Un film di Barry Jenkins. Con Luca Marinelli, Marco Mengoni, Elisa, Elodie, Kelvin Harrison Jr., Aaron Pierre, Seth Rogen, Billy Eichner, John Kani, Tiffany Boone, Kagiso Lediga, Preston Nyman, Blue Ivy Carter, Mads Mikkelsen, Thandie Newton, Lennie James, Anika Noni Rose, Keith David, Braelyn Rankins, Donald Glover, Beyoncé Knowles, Folake Olowofoyeku, Thuso Mbedu, Sheila Atim, Abdul Salis, Derrick L. McMillon, Maestro Harrell, David S. Lee. Genere Animazione - USA, 2024. Durata 120 minuti circa.Le origini di SimbaIl live-action prequel de Il re leone.di Luigi Coluccio
Nelle Terre del Branco ogni cosa ha il suo posto, anche una giovane leonessa come Kiara, principessa figlia di Simba e Nala, che come unica preoccupazione ha quella dei tuoni durante i temporali. Ed è proprio durante una notte tempestosa, quando i suoi genitori si allontanano per dare alla luce il fratellino Kion, che Kiara viene intrattenuta da Rafiki e dall'immancabile commento di Timon e Pumbaa con la storia di suo nonno Mufasa e di come è diventato re. Tutto inizia con Mufasa che è ancora un cucciolo inesperto al seguito dei suoi genitori, Masego e Afia, mentre i tre vanno alla ricerca della mitica Milele, la terra dell'abbondanza dove finalmente troveranno rifugio dalla siccità.
La Disney raduna come al solito un cast stellare, per l'Italia (tra gli altri) Luca Marinelli, Elodie, Marco Mengoni, Elisa, Stefano Fresi, Edoardo Leo.
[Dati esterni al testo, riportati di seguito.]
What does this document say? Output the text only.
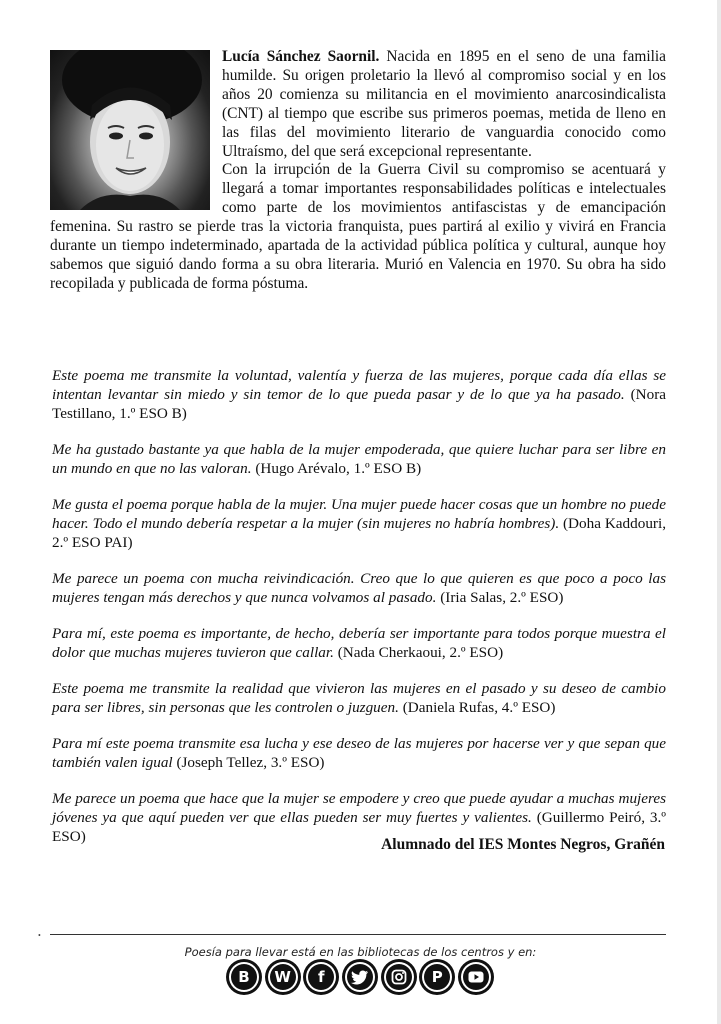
Lucía Sánchez Saornil. Nacida en 1895 en el seno de una familia humilde. Su origen proletario la llevó al compromiso social y en los años 20 comienza su militancia en el movimiento anarcosindicalista (CNT) al tiempo que escribe sus primeros poemas, metida de lleno en las filas del movimiento literario de vanguardia conocido como Ultraísmo, del que será excepcional representante.

Con la irrupción de la Guerra Civil su compromiso se acentuará y llegará a tomar importantes responsabilidades políticas e intelectuales como parte de los movimientos antifascistas y de emancipación femenina. Su rastro se pierde tras la victoria franquista, pues partirá al exilio y vivirá en Francia durante un tiempo indeterminado, apartada de la actividad pública política y cultural, aunque hoy sabemos que siguió dando forma a su obra literaria. Murió en Valencia en 1970. Su obra ha sido recopilada y publicada de forma póstuma.

Este poema me transmite la voluntad, valentía y fuerza de las mujeres, porque cada día ellas se intentan levantar sin miedo y sin temor de lo que pueda pasar y de lo que ya ha pasado. (Nora Testillano, 1.º ESO B)

Me ha gustado bastante ya que habla de la mujer empoderada, que quiere luchar para ser libre en un mundo en que no las valoran. (Hugo Arévalo, 1.º ESO B)

Me gusta el poema porque habla de la mujer. Una mujer puede hacer cosas que un hombre no puede hacer. Todo el mundo debería respetar a la mujer (sin mujeres no habría hombres). (Doha Kaddouri, 2.º ESO PAI)

Me parece un poema con mucha reivindicación. Creo que lo que quieren es que poco a poco las mujeres tengan más derechos y que nunca volvamos al pasado. (Iria Salas, 2.º ESO)

Para mí, este poema es importante, de hecho, debería ser importante para todos porque muestra el dolor que muchas mujeres tuvieron que callar. (Nada Cherkaoui, 2.º ESO)

Este poema me transmite la realidad que vivieron las mujeres en el pasado y su deseo de cambio para ser libres, sin personas que les controlen o juzguen. (Daniela Rufas, 4.º ESO)

Para mí este poema transmite esa lucha y ese deseo de las mujeres por hacerse ver y que sepan que también valen igual (Joseph Tellez, 3.º ESO)

Me parece un poema que hace que la mujer se empodere y creo que puede ayudar a muchas mujeres jóvenes ya que aquí pueden ver que ellas pueden ser muy fuertes y valientes. (Guillermo Peiró, 3.º ESO)	Alumnado del IES Montes Negros, Grañén
•
Poesía para llevar está en las bibliotecas de los centros y en:
B	W	f	P
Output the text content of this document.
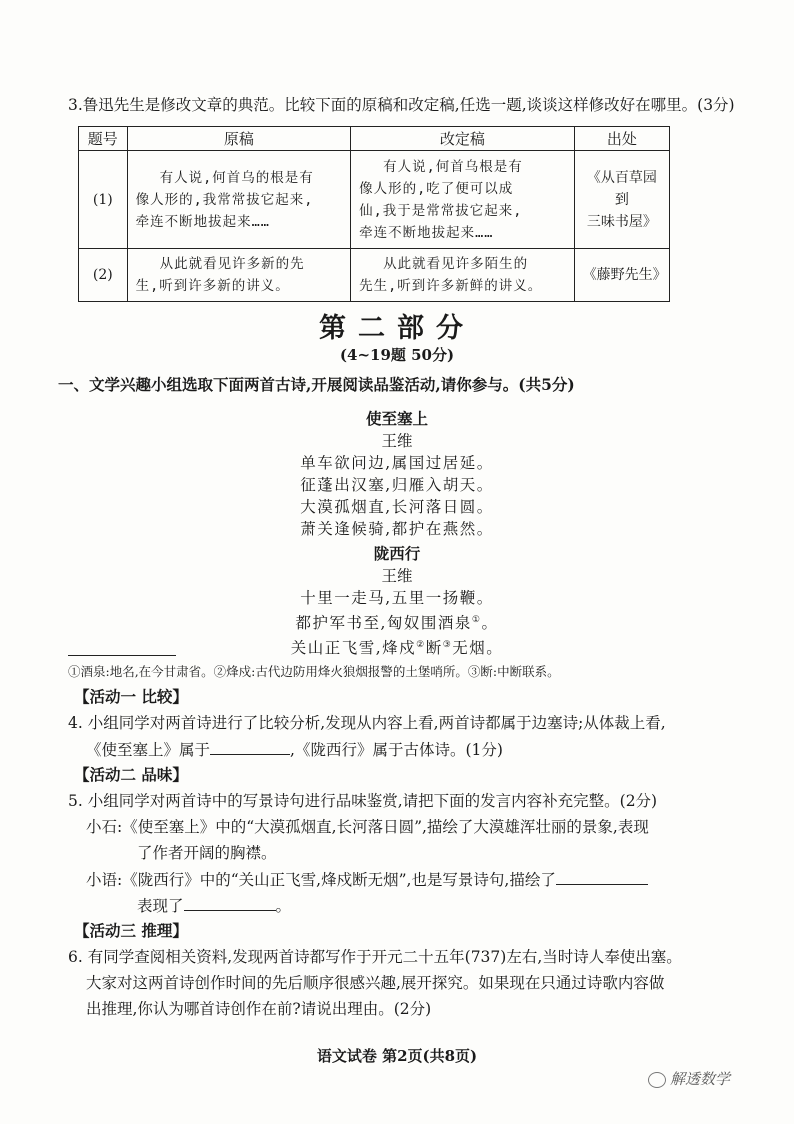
3.鲁迅先生是修改文章的典范。比较下面的原稿和改定稿,任选一题,谈谈这样修改好在哪里。(3分)
题号	原稿	改定稿	出处
(1)	有人说,何首乌的根是有
像人形的,我常常拔它起来,
牵连不断地拔起来……	有人说,何首乌根是有
像人形的,吃了便可以成
仙,我于是常常拔它起来,
牵连不断地拔起来……	《从百草园到
三味书屋》

(2)	从此就看见许多新的先
生,听到许多新的讲义。	从此就看见许多陌生的
先生,听到许多新鲜的讲义。	《藤野先生》
第二部分
(4~19题 50分)
一、文学兴趣小组选取下面两首古诗,开展阅读品鉴活动,请你参与。(共5分)
使至塞上
王维
单车欲问边,属国过居延。
征蓬出汉塞,归雁入胡天。
大漠孤烟直,长河落日圆。
萧关逢候骑,都护在燕然。
陇西行
王维
十里一走马,五里一扬鞭。
都护军书至,匈奴围酒泉①。
关山正飞雪,烽戍②断③无烟。
①酒泉:地名,在今甘肃省。②烽戍:古代边防用烽火狼烟报警的土堡哨所。③断:中断联系。
【活动一 比较】
4. 小组同学对两首诗进行了比较分析,发现从内容上看,两首诗都属于边塞诗;从体裁上看,
《使至塞上》属于	,《陇西行》属于古体诗。(1分)
【活动二 品味】
5. 小组同学对两首诗中的写景诗句进行品味鉴赏,请把下面的发言内容补充完整。(2分)
小石:《使至塞上》中的“大漠孤烟直,长河落日圆”,描绘了大漠雄浑壮丽的景象,表现
了作者开阔的胸襟。
小语:《陇西行》中的“关山正飞雪,烽戍断无烟”,也是写景诗句,描绘了
表现了	。
【活动三 推理】
6. 有同学查阅相关资料,发现两首诗都写作于开元二十五年(737)左右,当时诗人奉使出塞。
大家对这两首诗创作时间的先后顺序很感兴趣,展开探究。如果现在只通过诗歌内容做
出推理,你认为哪首诗创作在前?请说出理由。(2分)
语文试卷 第2页(共8页)
解透数学
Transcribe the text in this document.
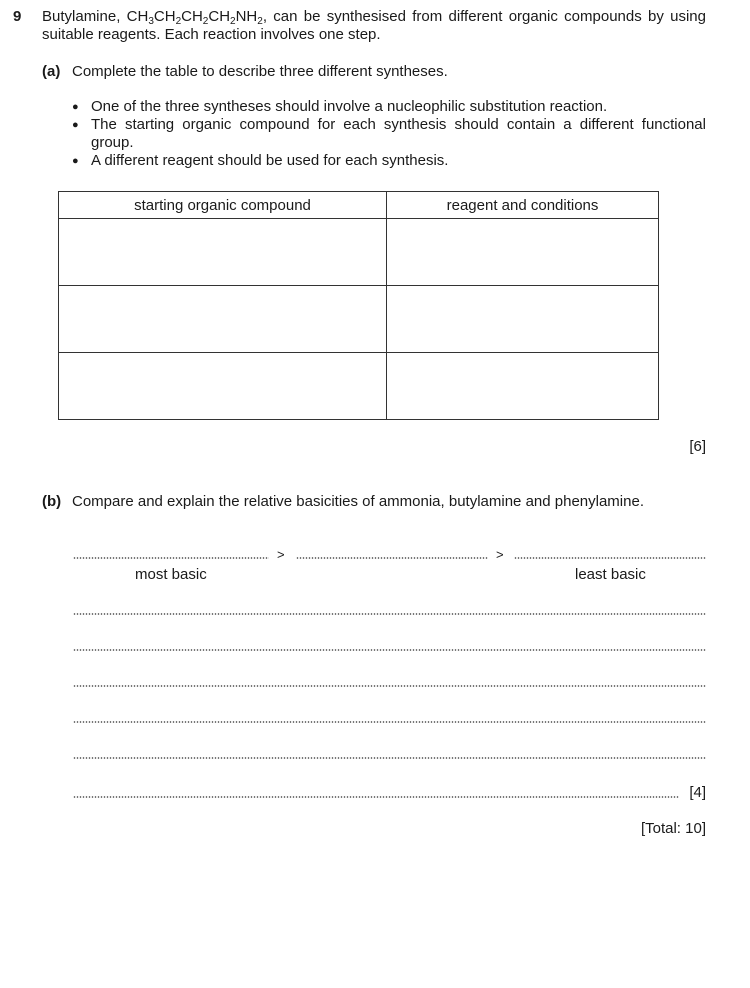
9 Butylamine, $CH_3CH_2CH_2CH_2NH_2$, can be synthesised from different organic compounds by using suitable reagents. Each reaction involves one step.
(a) Complete the table to describe three different syntheses.
● One of the three syntheses should involve a nucleophilic substitution reaction.
● The starting organic compound for each synthesis should contain a different functional group.
● A different reagent should be used for each synthesis.
starting organic compound	reagent and conditions

[6]
(b) Compare and explain the relative basicities of ammonia, butylamine and phenylamine.
>	>
most basic	least basic
[4]
[Total: 10]
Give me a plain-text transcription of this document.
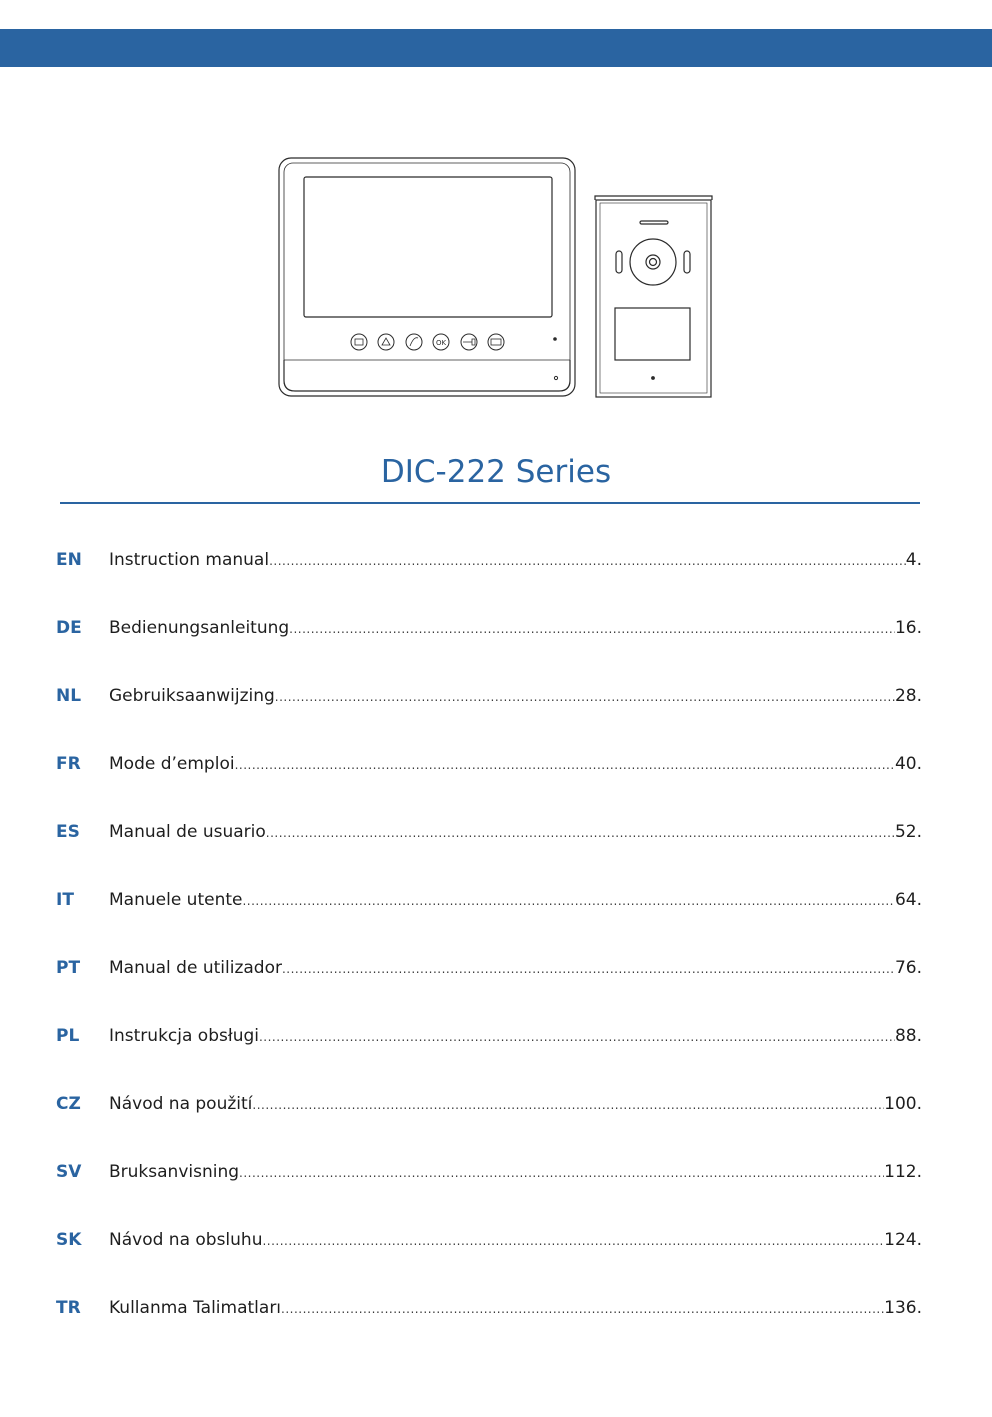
OK
DIC-222 Series
EN	Instruction manual .....	4 .
DE	Bedienungsanleitung .....	16 .
NL	Gebruiksaanwijzing .....	28 .
FR	Mode d’emploi .....	40 .
ES	Manual de usuario .....	52 .
IT	Manuele utente .....	64 .
PT	Manual de utilizador .....	76 .
PL	Instrukcja obsługi .....	88 .
CZ	Návod na použití .....	100 .
SV	Bruksanvisning .....	112 .
SK	Návod na obsluhu .....	124 .
TR	Kullanma Talimatları .....	136 .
Dove inizia il Cerchio della Vita? Se lo chiedete alla piccola Kiara, naturalmente con suo padre Simba e la lotta per riprendersi la guida delle Terre del Branco; se interrogate Simba, sicuramente da suo padre Mufasa e il viaggio per diventare il sovrano che si affaccia sulla Rupe dei Re; se mettete alle strette i dirigenti Disney, dal vertiginoso successo del film del 1994, a cui hanno fatto seguito due sequel per il mercato homevideo, altrettante serie tv, un imprescindibile musical teatrale e nel 2019 un rifacimento live action con computer grafica fotorealistica - il Cerchio della Vita e del Botteghino, insomma, dove tutto ciclicamente torna basti che ciclicamente continui ad incassare.
Mufasa - Il re leone è quindi solo l'ultimo punto di questa retta che curva su sé stessa, stavolta grazie e dopo il successo di Il re leone firmato da Jon Favreau (lo specialista Favreau, l'apripista Favreau, colui che con Iron Man ha dato vita al Marvel Cinematic Universe, con The Mandalorian ha ideato la prima serie tv live action della galassia di Lucas e con Il libro della giungla del 2016 ha definitivamente sdoganato i remake fotorealistici dei classici Disney), capace di spillare dalle sale ben 1,6 miliardi di dollari, secondo maggior incasso per un film di animazione, battuto solamente in questo 2024 da Inside Out 2.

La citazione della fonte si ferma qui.